Antitrust attorneys

In California, nearly every type of civil litigation involves the use of expert witnesses and their testimony.  However, the trial judge, as gatekeeper, can and often does preclude certain expert testimony from being considered evidence in a case.  The clear dilemma for legal practitioners and litigants is to ensure that the expert testimony they utilize will not be excluded but will, instead, be considered reliable and persuasive to judges and juries.

California expert witnesses and litigators need to be aware of the California Evidence Code.   According to the California Evidence Code, expert witnesses can testify about issues “of a type that reasonably may be relied upon by an expert in forming an opinion upon the subject to which his testimony relates.”  Upon objection, a trial court is by the California Code to “exclude testimony in the form of an opinion that is based in whole or in significant part on matter that is not a proper basis for such an opinion.” Cal. Evid. Code §801, 803.

In recent product liability litigation, a California court granted the defendant summary judgment, on the grounds that the plaintiff’s witness only used certain studies in his testimony, which did not scientifically or logically establish legal causation and thus, liability on the defendant’s part.  See Lockheed Litigation Cases (115 Cal. App. 4th 558 (2004) (Lockheed I); Lockheed Litigation Cases, 126 Cal. App. 4th 271 at 285 (2005) (Lockheed II); In re Lockheed Litig. Cases, 83 Cal. Rptr. 3d 478 (2007).

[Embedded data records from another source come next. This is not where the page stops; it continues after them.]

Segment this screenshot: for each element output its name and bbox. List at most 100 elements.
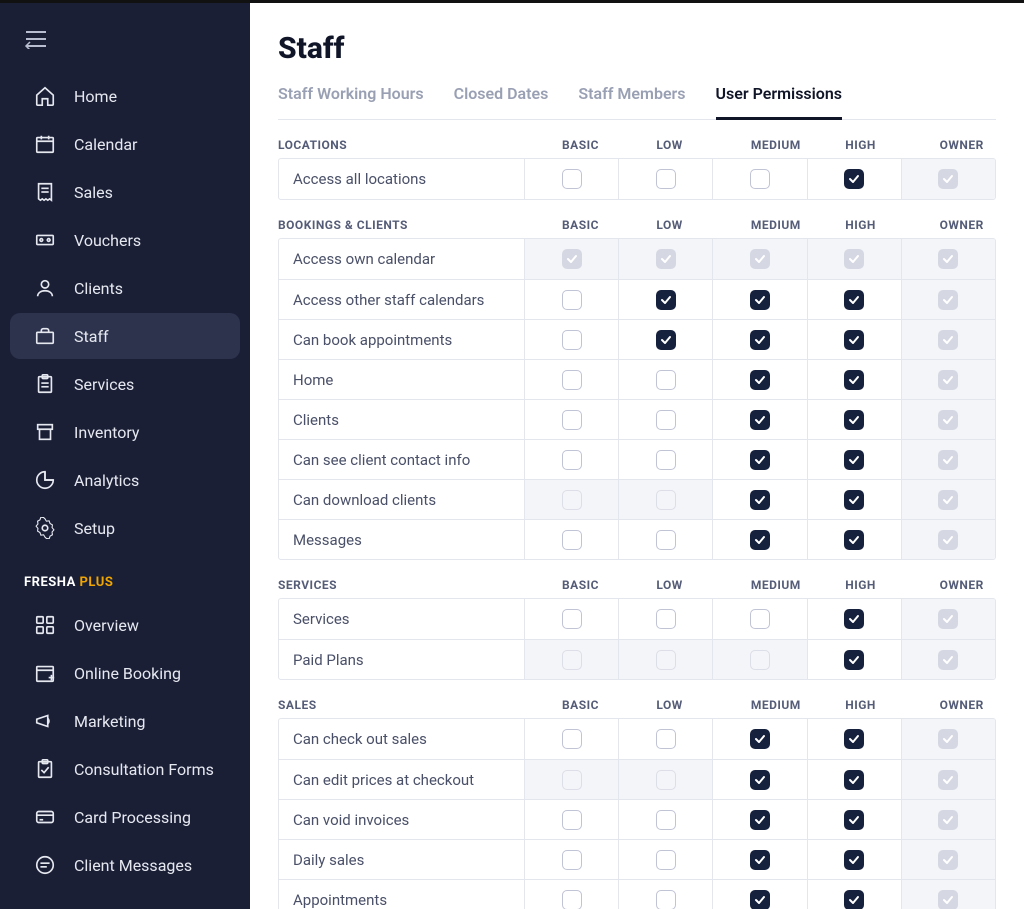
- permission-checkbox[interactable]: [656, 330, 676, 350]
- permission-checkbox[interactable]: [656, 850, 676, 870]
- permission-checkbox[interactable]: [844, 850, 864, 870]
- permission-checkbox[interactable]: [562, 370, 582, 390]
- permission-checkbox[interactable]: [562, 410, 582, 430]
- tab-staff-members[interactable]: Staff Members: [578, 84, 685, 119]
- permission-label: Messages: [279, 520, 525, 559]
- sidebar-item-client-messages[interactable]: Client Messages: [10, 842, 240, 888]
- permission-checkbox[interactable]: [562, 169, 582, 189]
- sidebar-item-analytics[interactable]: Analytics: [10, 457, 240, 503]
- sidebar-item-label: Clients: [74, 279, 123, 298]
- permission-checkbox[interactable]: [562, 330, 582, 350]
- permission-cell: [619, 400, 713, 439]
- permission-checkbox[interactable]: [844, 650, 864, 670]
- sidebar-item-label: Sales: [74, 183, 113, 202]
- tab-user-permissions[interactable]: User Permissions: [716, 84, 843, 120]
- permission-cell: [713, 840, 807, 879]
- tab-closed-dates[interactable]: Closed Dates: [454, 84, 549, 119]
- permission-checkbox[interactable]: [562, 530, 582, 550]
- table-row: Can check out sales: [279, 719, 995, 759]
- permission-checkbox[interactable]: [562, 609, 582, 629]
- permission-checkbox[interactable]: [844, 410, 864, 430]
- permission-checkbox[interactable]: [750, 490, 770, 510]
- permission-checkbox[interactable]: [750, 169, 770, 189]
- sidebar-item-sales[interactable]: Sales: [10, 169, 240, 215]
- permission-checkbox[interactable]: [656, 609, 676, 629]
- sidebar-item-services[interactable]: Services: [10, 361, 240, 407]
- sidebar-item-label: Overview: [74, 616, 139, 635]
- permission-checkbox[interactable]: [844, 450, 864, 470]
- permission-cell: [713, 520, 807, 559]
- permission-checkbox[interactable]: [562, 729, 582, 749]
- permission-checkbox[interactable]: [656, 290, 676, 310]
- permission-checkbox: [656, 650, 676, 670]
- table-row: Can book appointments: [279, 319, 995, 359]
- permission-checkbox[interactable]: [656, 890, 676, 909]
- permission-checkbox[interactable]: [750, 530, 770, 550]
- permission-checkbox[interactable]: [844, 490, 864, 510]
- permission-checkbox[interactable]: [656, 810, 676, 830]
- permission-checkbox[interactable]: [750, 729, 770, 749]
- sidebar-item-marketing[interactable]: Marketing: [10, 698, 240, 744]
- permission-checkbox[interactable]: [844, 330, 864, 350]
- sidebar-item-setup[interactable]: Setup: [10, 505, 240, 551]
- permission-label: Access other staff calendars: [279, 280, 525, 319]
- permission-checkbox[interactable]: [656, 169, 676, 189]
- receipt-icon: [34, 181, 56, 203]
- sidebar-item-clients[interactable]: Clients: [10, 265, 240, 311]
- page-title: Staff: [278, 31, 996, 66]
- permission-checkbox[interactable]: [844, 810, 864, 830]
- permission-label: Clients: [279, 400, 525, 439]
- permission-cell: [808, 719, 902, 759]
- permission-checkbox[interactable]: [562, 850, 582, 870]
- column-header-low: LOW: [618, 218, 712, 232]
- permission-cell: [808, 640, 902, 679]
- permission-cell: [808, 320, 902, 359]
- permission-checkbox[interactable]: [656, 450, 676, 470]
- permission-checkbox[interactable]: [750, 810, 770, 830]
- sidebar-item-inventory[interactable]: Inventory: [10, 409, 240, 455]
- sidebar-item-consultation-forms[interactable]: Consultation Forms: [10, 746, 240, 792]
- sidebar-item-overview[interactable]: Overview: [10, 602, 240, 648]
- sidebar-item-label: Services: [74, 375, 134, 394]
- permission-checkbox[interactable]: [656, 370, 676, 390]
- sidebar-item-vouchers[interactable]: Vouchers: [10, 217, 240, 263]
- permission-checkbox[interactable]: [750, 410, 770, 430]
- tabs: Staff Working Hours Closed Dates Staff Mem…: [278, 84, 996, 120]
- permission-checkbox[interactable]: [750, 890, 770, 909]
- sidebar-item-card-processing[interactable]: Card Processing: [10, 794, 240, 840]
- permission-checkbox[interactable]: [750, 609, 770, 629]
- permission-checkbox[interactable]: [844, 729, 864, 749]
- permission-cell: [808, 840, 902, 879]
- permission-checkbox[interactable]: [656, 410, 676, 430]
- permission-checkbox[interactable]: [562, 450, 582, 470]
- tab-staff-working-hours[interactable]: Staff Working Hours: [278, 84, 424, 119]
- sidebar-item-staff[interactable]: Staff: [10, 313, 240, 359]
- permission-cell: [619, 520, 713, 559]
- permission-checkbox[interactable]: [844, 890, 864, 909]
- permission-checkbox[interactable]: [750, 770, 770, 790]
- permission-checkbox[interactable]: [844, 609, 864, 629]
- permission-checkbox[interactable]: [656, 729, 676, 749]
- sidebar-item-online-booking[interactable]: Online Booking: [10, 650, 240, 696]
- permission-checkbox[interactable]: [750, 450, 770, 470]
- permission-checkbox[interactable]: [844, 169, 864, 189]
- permission-checkbox[interactable]: [562, 890, 582, 909]
- permission-checkbox[interactable]: [750, 850, 770, 870]
- permission-checkbox[interactable]: [844, 770, 864, 790]
- permission-label: Can check out sales: [279, 719, 525, 759]
- permission-checkbox[interactable]: [750, 330, 770, 350]
- permission-checkbox[interactable]: [750, 290, 770, 310]
- sidebar-item-calendar[interactable]: Calendar: [10, 121, 240, 167]
- permission-checkbox[interactable]: [844, 290, 864, 310]
- permission-checkbox[interactable]: [562, 290, 582, 310]
- sidebar-item-label: Home: [74, 87, 117, 106]
- sidebar-toggle[interactable]: [0, 23, 250, 71]
- permission-checkbox[interactable]: [750, 370, 770, 390]
- permission-checkbox[interactable]: [844, 370, 864, 390]
- permission-checkbox[interactable]: [844, 530, 864, 550]
- sidebar-item-home[interactable]: Home: [10, 73, 240, 119]
- user-icon: [34, 277, 56, 299]
- permission-checkbox[interactable]: [562, 810, 582, 830]
- permission-cell: [808, 440, 902, 479]
- permission-checkbox[interactable]: [656, 530, 676, 550]
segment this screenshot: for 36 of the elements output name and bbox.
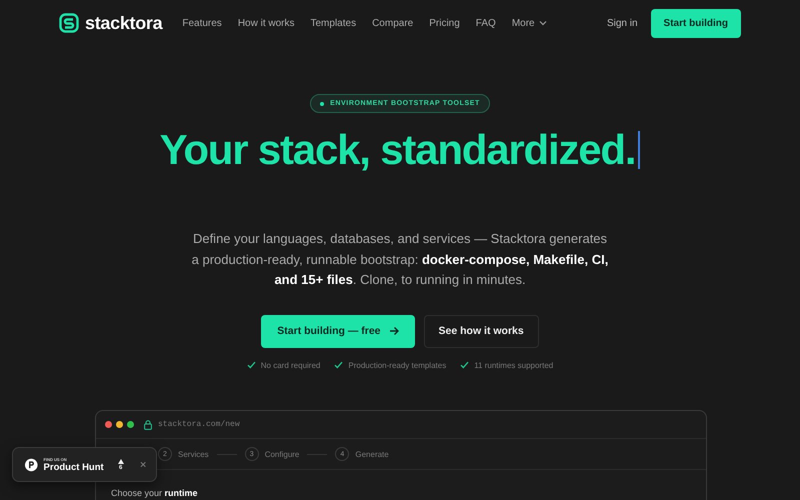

The bottom line, according to the California courts, is that expert testimony should not be accepted, merely because the person testifying has expertise.  The expert has to be testifying about his or her particular methodology used, and those methods have to be considered logical, reliable, and realistic.  More importantly, the standards used by an expert witness should be well-accepted within the field about which he or she is giving testimony.

Courts will reward expert witnesses who lay a basic foundation for their conclusions and premises.  They are looking for strong indications and tests from experts that prove that a certain act did or did not most likely contribute to a specific set of consequences.  As the burden of proof in civil cases is “a preponderance of evidence,” or, in lay terms, 51%, experts testifying before California courts face a similar test: For a court to accept their testimony, experts need to lay a foundation that indicates that it can be reasonably and logically deduced that a certain act was or was not responsible for a certain ensuing set of events.

As one California court has indicated, the California Evidence Code simply requires expert witnesses to know what they are testifying about.  Or, to quote Lockheed, an expert’s testimony must be “sufficient to establish to a reasonable…probability”—that is, “more than a mere possibility” that one party’s acts caused or contributed to the other party’s injuries or damages. Lockheed II, 126 Cal. App. 4th, at 287.

To make sure that, as a litigant or attorney, your expert testimony is included in California civil litigation, the Lockheed cases offer some basic guidance to understanding, interpreting, and getting the appropriate experts to meet the standards of the California Evidence Code.  Trial courts are still the gatekeepers and can still exclude testimony, if they believe a proper foundation for the evidence has not been established.

When California courts decide upon the admissibility of expert testimony, the general trend seems to favor relying on more than one type of study or upon a consensus that pertains to the specific field upon which an expert testifies, and providing a clear link between the issue the expert is testifying about and the conclusion being drawn.  Finally, as one California court put it, “Like a house built on sand, the expert’s opinion is no better than the facts on which it is based.”  Kennemur v. St. of Cal., 133 Cal. App. 3d 907, 923 (1982).  If the recommended steps are followed, courts in California are more likely to admit expert testimony, ruling it not merely conjecture but reliable evidence based on sound, scientific principles.